The metadata is given as a Python dictionary of values. These are the full permitted attributes:

Name
category
Type
string
Description
The sample's category. This can determine whether other fields are required.
Name
organism
Type
string
Description
The ID (Hs, Mm etc.) of the organism the sample belongs to.
Name
source
Type
string
Description
The name of the sample's cell type.
Name
sourceText
Type
string
Description
Any additional text for the cell type.
Name
purificationTarget
Type
string
Description
The name of the sample's purficiation target.
Name
purificationTargetText
Type
string
Description
Any additional text for the purification target.
Name
project
Type
ID
Description
The ID of the project to add the sample to.
Name
scientist
Type
string
Description
The name of the person who performed the original experiment.
Name
pi
Type
string
Description
The name of the PI for the original experiment.
Name
organisation
Type
string
Description
The name of the organisation the sample was generated at.
Name
purificationAgent
Type
string
Description
The purification agent used.
Name
experimentalMethod
Type
string
Description
This adds more specific detail to the sample category.
Name
condition
Type
string
Description
The experimental condition of the sample.
Name
sequencer
Type
string
Description
The sequencing equipment used to generate the data.
Name
comments
Type
string
Description
Any additional comments.
Name
fivePrimeBarcodeSequence
Type
string
Description
The 5' barcode sequence of the sample.
Name
threePrimeBarcodeSequence
Type
string
Description
The 3' barcode sequence of the sample.
Name
threePrimeAdapterName
Type
string
Description
The 3' barcode adapter name of the sample.
Name
threePrimeAdapterSequence
Type
string
Description
The 3' barcode adapter sequence of the sample.
Name
rtPrimer
Type
string
Description
The reverse transcription primer.
Name
read1Primer
Type
string
Description
The read 1 primer sequence.
Name
read2Primer
Type
string
Description
The read 2 primer sequence.
Name
umiBarcodeSequence
Type
string
Description
The UMI Barcode Sequence.
Name
umiSeparator
Type
string
Description
The UMI separator string in the reads file.
Name
strandedness
Type
string
Description
Only needed for some sample categories - must be "unstranded", "forward", "reverse" or "auto".
Name
rnaSelectionMethod
Type
string
Description
Only needed for some sample categories - must be "polya", "ribominus", or "targeted".
Name
geo
Type
string
Description
The GEO accession of the sample.
Name
ena
Type
string
Description
The ENA accession of the sample.
Name
pubmed
Type
string
Description
The pubmed ID associated with the sample.

Multiplexed data upload

Multiplexed data also has its own specialised method, upload_multiplexed:

Upload a multiplexed FASTQ file

multiplexed = client.upload_multiplexed(
    "/path/to/reads.fastq.gz",
    progress=True,
    retries=5,
)

Name
path
Type
string
Description
The local path to the multiplexed FASTQ file to be uploaded.
Name
chunk_size
Type
int
Description
Files are uploaded in chunks - this sets the size of those chunks in bytes (default 1,000,000). Lowering this improves the reliability of the upload, increasing it reduces the overall time taken.

Name
progress
Type
bool
Description
Whether or not to display a progress bar (default False).
Name
retries
Type
int
Description
How many times to re-attempt to upload a chunk before giving up (default 0).
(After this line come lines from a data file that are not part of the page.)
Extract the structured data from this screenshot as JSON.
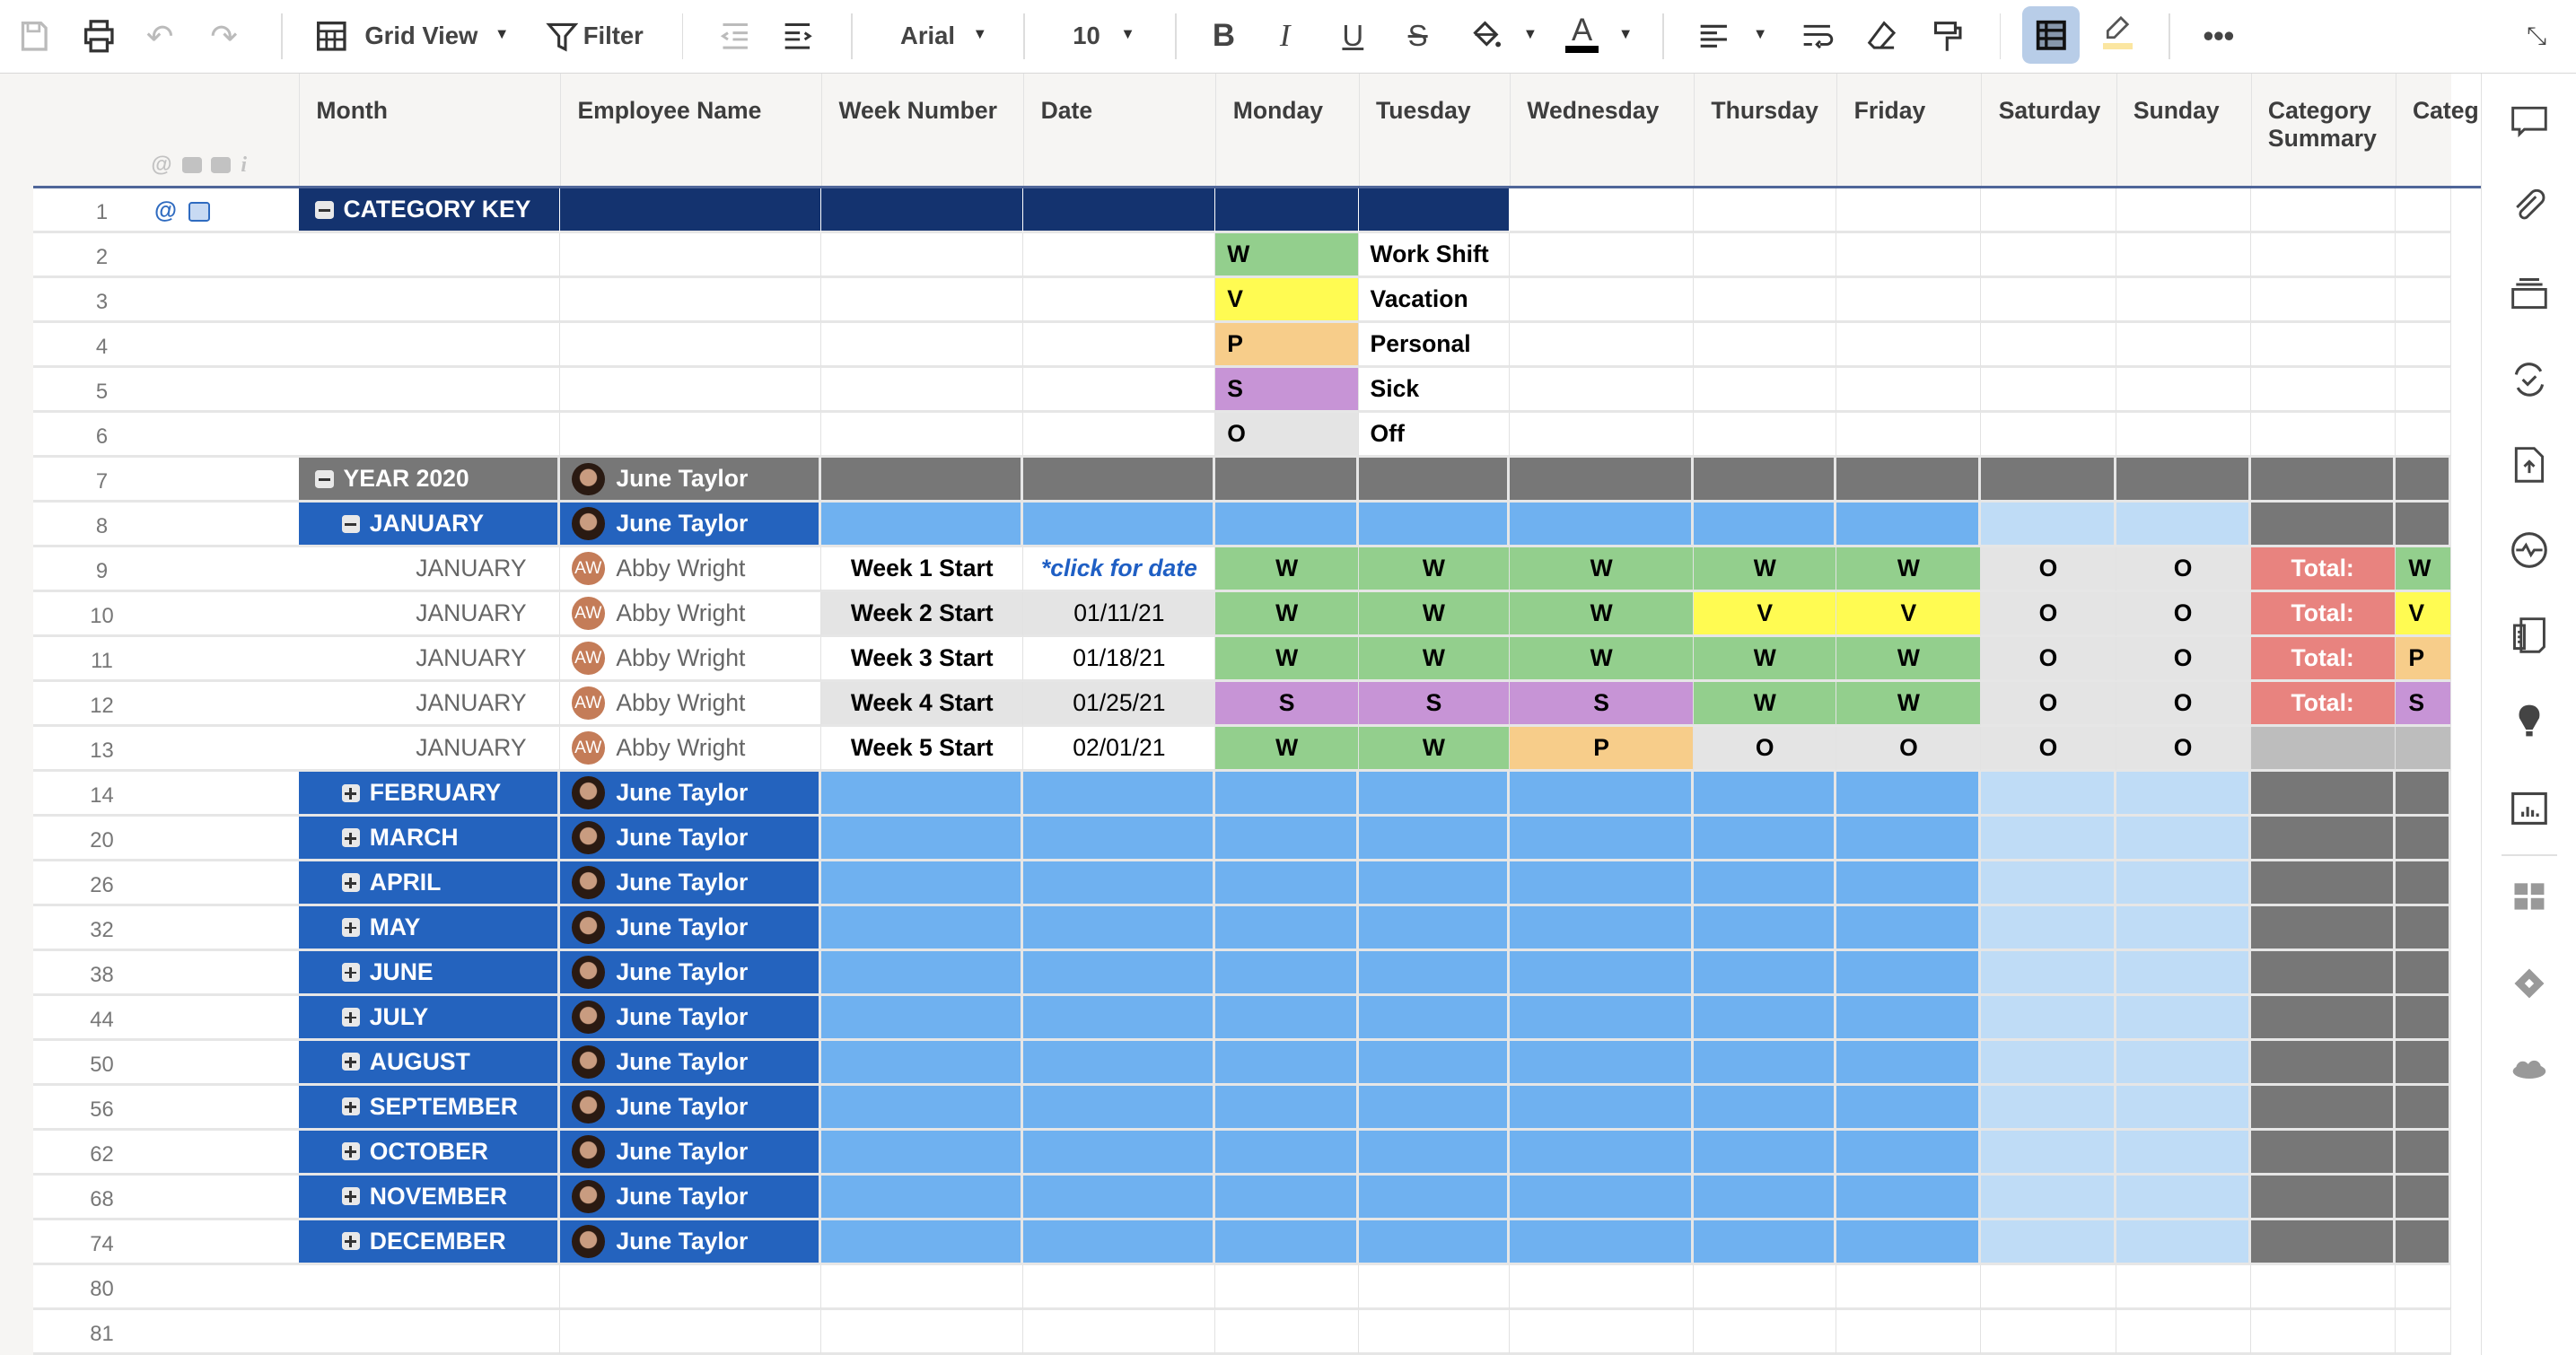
{
  "toolbar": {
    "view_label": "Grid View",
    "filter_label": "Filter",
    "font": "Arial",
    "font_size": "10"
  },
  "columns": [
    "Month",
    "Employee Name",
    "Week Number",
    "Date",
    "Monday",
    "Tuesday",
    "Wednesday",
    "Thursday",
    "Friday",
    "Saturday",
    "Sunday",
    "Category Summary",
    "Categ"
  ],
  "status_colors": {
    "W": "#93cf8d",
    "V": "#fffb52",
    "P": "#f7cd8a",
    "S": "#c794d6",
    "O": "#e4e4e4"
  },
  "rows": [
    {
      "num": "1",
      "type": "category-key",
      "label": "CATEGORY KEY"
    },
    {
      "num": "2",
      "type": "key",
      "code": "W",
      "meaning": "Work Shift"
    },
    {
      "num": "3",
      "type": "key",
      "code": "V",
      "meaning": "Vacation"
    },
    {
      "num": "4",
      "type": "key",
      "code": "P",
      "meaning": "Personal"
    },
    {
      "num": "5",
      "type": "key",
      "code": "S",
      "meaning": "Sick"
    },
    {
      "num": "6",
      "type": "key",
      "code": "O",
      "meaning": "Off"
    },
    {
      "num": "7",
      "type": "year",
      "label": "YEAR 2020",
      "assignee": "June Taylor",
      "expanded": true
    },
    {
      "num": "8",
      "type": "month",
      "label": "JANUARY",
      "assignee": "June Taylor",
      "expanded": true
    },
    {
      "num": "9",
      "type": "entry",
      "month": "JANUARY",
      "initials": "AW",
      "employee": "Abby Wright",
      "week": "Week 1 Start",
      "date": "*click for date",
      "days": [
        "W",
        "W",
        "W",
        "W",
        "W",
        "O",
        "O"
      ],
      "summary": "Total:",
      "category": "W"
    },
    {
      "num": "10",
      "type": "entry",
      "month": "JANUARY",
      "initials": "AW",
      "employee": "Abby Wright",
      "week": "Week 2 Start",
      "date": "01/11/21",
      "days": [
        "W",
        "W",
        "W",
        "V",
        "V",
        "O",
        "O"
      ],
      "summary": "Total:",
      "category": "V"
    },
    {
      "num": "11",
      "type": "entry",
      "month": "JANUARY",
      "initials": "AW",
      "employee": "Abby Wright",
      "week": "Week 3 Start",
      "date": "01/18/21",
      "days": [
        "W",
        "W",
        "W",
        "W",
        "W",
        "O",
        "O"
      ],
      "summary": "Total:",
      "category": "P"
    },
    {
      "num": "12",
      "type": "entry",
      "month": "JANUARY",
      "initials": "AW",
      "employee": "Abby Wright",
      "week": "Week 4 Start",
      "date": "01/25/21",
      "days": [
        "S",
        "S",
        "S",
        "W",
        "W",
        "O",
        "O"
      ],
      "summary": "Total:",
      "category": "S"
    },
    {
      "num": "13",
      "type": "entry",
      "month": "JANUARY",
      "initials": "AW",
      "employee": "Abby Wright",
      "week": "Week 5 Start",
      "date": "02/01/21",
      "days": [
        "W",
        "W",
        "P",
        "O",
        "O",
        "O",
        "O"
      ]
    },
    {
      "num": "14",
      "type": "month",
      "label": "FEBRUARY",
      "assignee": "June Taylor",
      "expanded": false
    },
    {
      "num": "20",
      "type": "month",
      "label": "MARCH",
      "assignee": "June Taylor",
      "expanded": false
    },
    {
      "num": "26",
      "type": "month",
      "label": "APRIL",
      "assignee": "June Taylor",
      "expanded": false
    },
    {
      "num": "32",
      "type": "month",
      "label": "MAY",
      "assignee": "June Taylor",
      "expanded": false
    },
    {
      "num": "38",
      "type": "month",
      "label": "JUNE",
      "assignee": "June Taylor",
      "expanded": false
    },
    {
      "num": "44",
      "type": "month",
      "label": "JULY",
      "assignee": "June Taylor",
      "expanded": false
    },
    {
      "num": "50",
      "type": "month",
      "label": "AUGUST",
      "assignee": "June Taylor",
      "expanded": false
    },
    {
      "num": "56",
      "type": "month",
      "label": "SEPTEMBER",
      "assignee": "June Taylor",
      "expanded": false
    },
    {
      "num": "62",
      "type": "month",
      "label": "OCTOBER",
      "assignee": "June Taylor",
      "expanded": false
    },
    {
      "num": "68",
      "type": "month",
      "label": "NOVEMBER",
      "assignee": "June Taylor",
      "expanded": false
    },
    {
      "num": "74",
      "type": "month",
      "label": "DECEMBER",
      "assignee": "June Taylor",
      "expanded": false
    },
    {
      "num": "80",
      "type": "empty"
    },
    {
      "num": "81",
      "type": "empty"
    }
  ]
}
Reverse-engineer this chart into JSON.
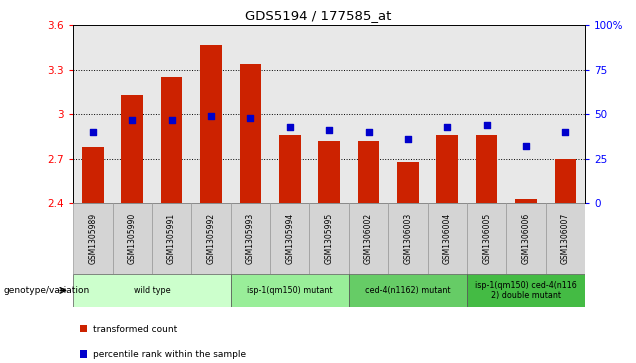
{
  "title": "GDS5194 / 177585_at",
  "samples": [
    "GSM1305989",
    "GSM1305990",
    "GSM1305991",
    "GSM1305992",
    "GSM1305993",
    "GSM1305994",
    "GSM1305995",
    "GSM1306002",
    "GSM1306003",
    "GSM1306004",
    "GSM1306005",
    "GSM1306006",
    "GSM1306007"
  ],
  "bar_values": [
    2.78,
    3.13,
    3.25,
    3.47,
    3.34,
    2.86,
    2.82,
    2.82,
    2.68,
    2.86,
    2.86,
    2.43,
    2.7
  ],
  "dot_values": [
    40,
    47,
    47,
    49,
    48,
    43,
    41,
    40,
    36,
    43,
    44,
    32,
    40
  ],
  "ymin": 2.4,
  "ymax": 3.6,
  "yticks": [
    2.4,
    2.7,
    3.0,
    3.3,
    3.6
  ],
  "ytick_labels": [
    "2.4",
    "2.7",
    "3",
    "3.3",
    "3.6"
  ],
  "right_yticks": [
    0,
    25,
    50,
    75,
    100
  ],
  "right_ytick_labels": [
    "0",
    "25",
    "50",
    "75",
    "100%"
  ],
  "bar_color": "#cc2200",
  "dot_color": "#0000cc",
  "plot_bg_color": "#e8e8e8",
  "groups": [
    {
      "label": "wild type",
      "start": 0,
      "end": 3,
      "color": "#ccffcc"
    },
    {
      "label": "isp-1(qm150) mutant",
      "start": 4,
      "end": 6,
      "color": "#aaffaa"
    },
    {
      "label": "ced-4(n1162) mutant",
      "start": 7,
      "end": 9,
      "color": "#66cc66"
    },
    {
      "label": "isp-1(qm150) ced-4(n116\n2) double mutant",
      "start": 10,
      "end": 12,
      "color": "#44bb44"
    }
  ],
  "genotype_label": "genotype/variation",
  "legend_items": [
    {
      "label": "transformed count",
      "color": "#cc2200"
    },
    {
      "label": "percentile rank within the sample",
      "color": "#0000cc"
    }
  ]
}
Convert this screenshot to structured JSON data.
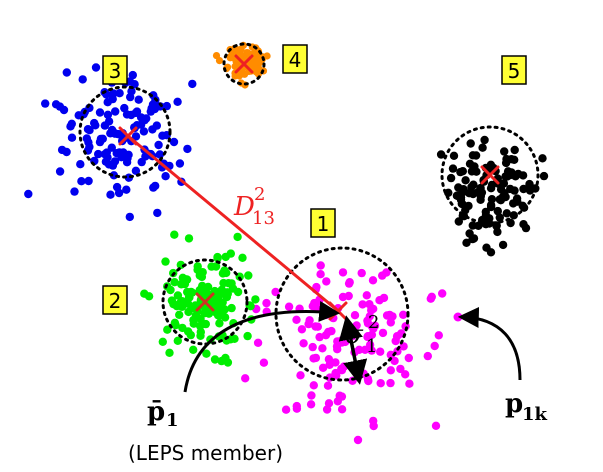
{
  "clusters": [
    {
      "label": "1",
      "color": "#ff00ff",
      "n": 140,
      "spread_x": 62,
      "spread_y": 72,
      "seed": 11
    },
    {
      "label": "2",
      "color": "#00ee00",
      "n": 140,
      "spread_x": 34,
      "spread_y": 40,
      "seed": 22
    },
    {
      "label": "3",
      "color": "#0000ee",
      "n": 140,
      "spread_x": 52,
      "spread_y": 50,
      "seed": 33
    },
    {
      "label": "4",
      "color": "#ff8c00",
      "n": 95,
      "spread_x": 18,
      "spread_y": 16,
      "seed": 44
    },
    {
      "label": "5",
      "color": "#000000",
      "n": 120,
      "spread_x": 38,
      "spread_y": 40,
      "seed": 55
    }
  ],
  "colors": {
    "label_box_fill": "#ffff33",
    "centroid_marker": "#ee2222",
    "distance_line": "#ee2222",
    "arrow": "#000000"
  },
  "annotations": {
    "distance": {
      "base": "D",
      "superscript": "2",
      "subscript": "13"
    },
    "variance": {
      "base": "σ",
      "superscript": "2",
      "subscript": "1"
    },
    "member_mean": {
      "text": "p̄",
      "subscript": "1"
    },
    "member_point": {
      "text": "p",
      "subscript": "1k"
    },
    "leps_note": "(LEPS member)"
  }
}
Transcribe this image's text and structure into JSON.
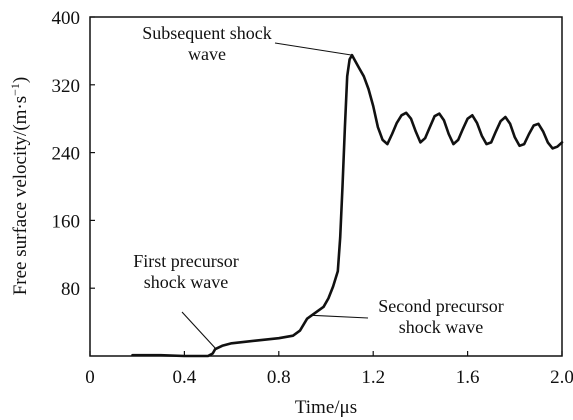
{
  "chart_data": {
    "type": "line",
    "title": "",
    "xlabel": "Time/μs",
    "ylabel": "Free surface velocity/(m·s",
    "ylabel_exponent": "−1",
    "ylabel_close": ")",
    "xlim": [
      0,
      2.0
    ],
    "ylim": [
      0,
      400
    ],
    "x_ticks": [
      0,
      0.4,
      0.8,
      1.2,
      1.6,
      2.0
    ],
    "x_tick_labels": [
      "0",
      "0.4",
      "0.8",
      "1.2",
      "1.6",
      "2.0"
    ],
    "y_ticks": [
      80,
      160,
      240,
      320,
      400
    ],
    "y_tick_labels": [
      "80",
      "160",
      "240",
      "320",
      "400"
    ],
    "grid": false,
    "series": [
      {
        "x": [
          0.18,
          0.22,
          0.3,
          0.4,
          0.5,
          0.52,
          0.53,
          0.56,
          0.6,
          0.7,
          0.8,
          0.86,
          0.89,
          0.92,
          0.95,
          0.97,
          0.99,
          1.01,
          1.03,
          1.05,
          1.06,
          1.07,
          1.08,
          1.09,
          1.1,
          1.11,
          1.12,
          1.14,
          1.16,
          1.18,
          1.2,
          1.22,
          1.24,
          1.26,
          1.28,
          1.3,
          1.32,
          1.34,
          1.36,
          1.38,
          1.4,
          1.42,
          1.44,
          1.46,
          1.48,
          1.5,
          1.52,
          1.54,
          1.56,
          1.58,
          1.6,
          1.62,
          1.64,
          1.66,
          1.68,
          1.7,
          1.72,
          1.74,
          1.76,
          1.78,
          1.8,
          1.82,
          1.84,
          1.86,
          1.88,
          1.9,
          1.92,
          1.94,
          1.96,
          1.98,
          2.0
        ],
        "y": [
          1,
          1,
          1,
          0,
          0,
          3,
          8,
          12,
          15,
          18,
          21,
          24,
          30,
          44,
          50,
          54,
          58,
          68,
          82,
          100,
          140,
          200,
          270,
          330,
          350,
          355,
          350,
          340,
          330,
          315,
          295,
          270,
          255,
          250,
          262,
          275,
          284,
          287,
          280,
          265,
          252,
          257,
          270,
          283,
          286,
          278,
          262,
          250,
          255,
          268,
          280,
          284,
          275,
          260,
          250,
          252,
          265,
          277,
          282,
          274,
          258,
          248,
          250,
          262,
          272,
          274,
          265,
          252,
          245,
          247,
          252
        ]
      }
    ],
    "annotations": [
      {
        "lines": [
          "Subsequent shock",
          "wave"
        ],
        "x": 1.11,
        "y": 355
      },
      {
        "lines": [
          "First precursor",
          "shock wave"
        ],
        "x": 0.535,
        "y": 8
      },
      {
        "lines": [
          "Second precursor",
          "shock wave"
        ],
        "x": 0.94,
        "y": 48
      }
    ]
  }
}
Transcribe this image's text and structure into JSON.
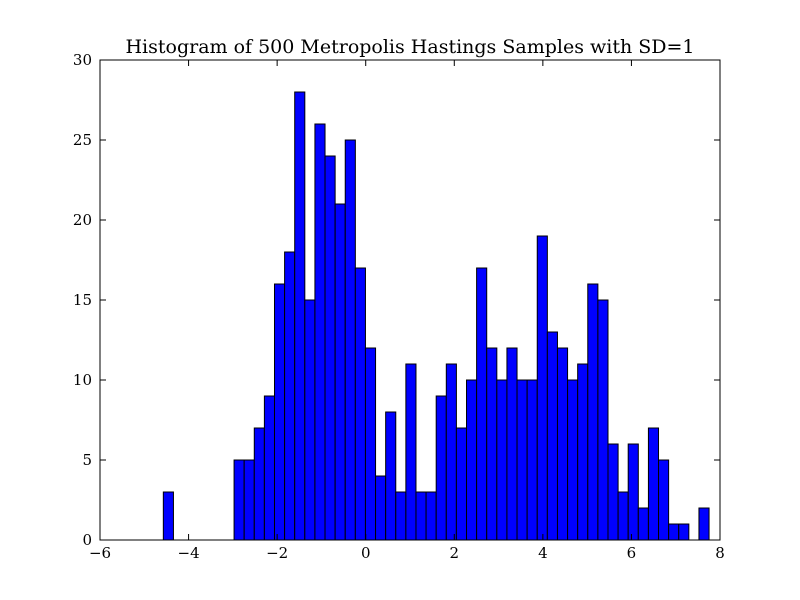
{
  "chart_data": {
    "type": "bar",
    "title": "Histogram of 500 Metropolis Hastings Samples with SD=1",
    "xlabel": "",
    "ylabel": "",
    "xlim": [
      -6,
      8
    ],
    "ylim": [
      0,
      30
    ],
    "xticks": [
      -6,
      -4,
      -2,
      0,
      2,
      4,
      6,
      8
    ],
    "xtick_labels": [
      "−6",
      "−4",
      "−2",
      "0",
      "2",
      "4",
      "6",
      "8"
    ],
    "yticks": [
      0,
      5,
      10,
      15,
      20,
      25,
      30
    ],
    "ytick_labels": [
      "0",
      "5",
      "10",
      "15",
      "20",
      "25",
      "30"
    ],
    "bin_start": -4.57,
    "bin_width": 0.2282,
    "values": [
      3,
      0,
      0,
      0,
      0,
      0,
      0,
      5,
      5,
      7,
      9,
      16,
      18,
      28,
      15,
      26,
      24,
      21,
      25,
      17,
      12,
      4,
      8,
      3,
      11,
      3,
      3,
      9,
      11,
      7,
      10,
      17,
      12,
      10,
      12,
      10,
      10,
      19,
      13,
      12,
      10,
      11,
      16,
      15,
      6,
      3,
      6,
      2,
      7,
      5,
      1,
      1,
      0,
      2
    ],
    "bar_color": "#0000ff",
    "grid": false,
    "legend": "none"
  }
}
The associated annotation sheet is uploaded with upload_annotation:

Upload an annotation sheet

annotation = client.upload_annotation(
    "/path/to/annotation.csv",
    progress=True,
    retries=5,
)

Name
path
Type
string
Description
The local path to the annotation sheet to be uploaded.
Name
chunk_size
Type
int
Description
Files are uploaded in chunks - this sets the size of those chunks in bytes (default 1,000,000). Lowering this improves the reliability of the upload, increasing it reduces the overall time taken.

Name
progress
Type
bool
Description
Whether or not to display a progress bar (default False).
Name
retries
Type
int
Description
How many times to re-attempt to upload a chunk before giving up (default 0).